Mine Extension Or Closure
As a mine matures, it is common for additional reserves to be included in the project or for parts of it to be closed. Extensions may be in the form of satellite projects, additional pushbacks and/or the inclusion of underground operations as the surface mining draws to an end. The capital costs for mine extensions may include additional workshops, mining fleets, conveyor extensions and services. Closure of mines or parts of mines has the potential to reduce costs significantly.
The single overarching objective remains to maximise the value of the entire business for the shareholders. When capital is limited and the economics of projects are dropping, the temptation can be to cut those projects with the lowest rates of return or the longest payback periods.
Both of these financial instruments have serious flaws (Principles of Corporate Finance, Brealey & Myers) and shareholders would be better to determine the NPV for the different options.
A set of cases with a range of capital requirements should be optimised to measure value (NPV) from each scenario. Care is needed to ensure that each case is compared with similar optimisation rigour and that it can be implemented in practice. We should not put a lot of energy into only tweaking the value from our favourite case since this can lead to bias in the results. All cases should be optimised to a similar level of rigour so that they can be compared fairly and decisions made that truly improve shareholder value.

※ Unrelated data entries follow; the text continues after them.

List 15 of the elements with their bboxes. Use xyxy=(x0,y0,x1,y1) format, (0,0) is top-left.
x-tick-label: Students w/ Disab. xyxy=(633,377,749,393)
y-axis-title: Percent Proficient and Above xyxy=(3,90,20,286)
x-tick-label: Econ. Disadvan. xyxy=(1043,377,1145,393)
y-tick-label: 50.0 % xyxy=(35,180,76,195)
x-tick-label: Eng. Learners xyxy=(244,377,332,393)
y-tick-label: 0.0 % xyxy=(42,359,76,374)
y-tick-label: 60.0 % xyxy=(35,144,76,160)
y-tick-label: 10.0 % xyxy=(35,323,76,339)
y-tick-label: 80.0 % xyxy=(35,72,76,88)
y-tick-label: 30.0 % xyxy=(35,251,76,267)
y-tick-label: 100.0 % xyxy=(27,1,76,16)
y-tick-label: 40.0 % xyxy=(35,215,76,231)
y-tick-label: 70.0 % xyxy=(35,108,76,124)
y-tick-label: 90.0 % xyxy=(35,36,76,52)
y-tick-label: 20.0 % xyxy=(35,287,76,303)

During downward cycles, companies tend to quickly spread the message that there is ‘no capital’ available during these times. However, these statements rarely actually mean ‘zero’ capital constraint. Instead, they typically mean that significant justification will be needed for capital requests, and the larger the request the greater the justification. If there truly is a capital limit, then we should undertake the bulk of our analysis within this constraint and be extremely careful of unrealistically ‘unconstrained’ scenarios.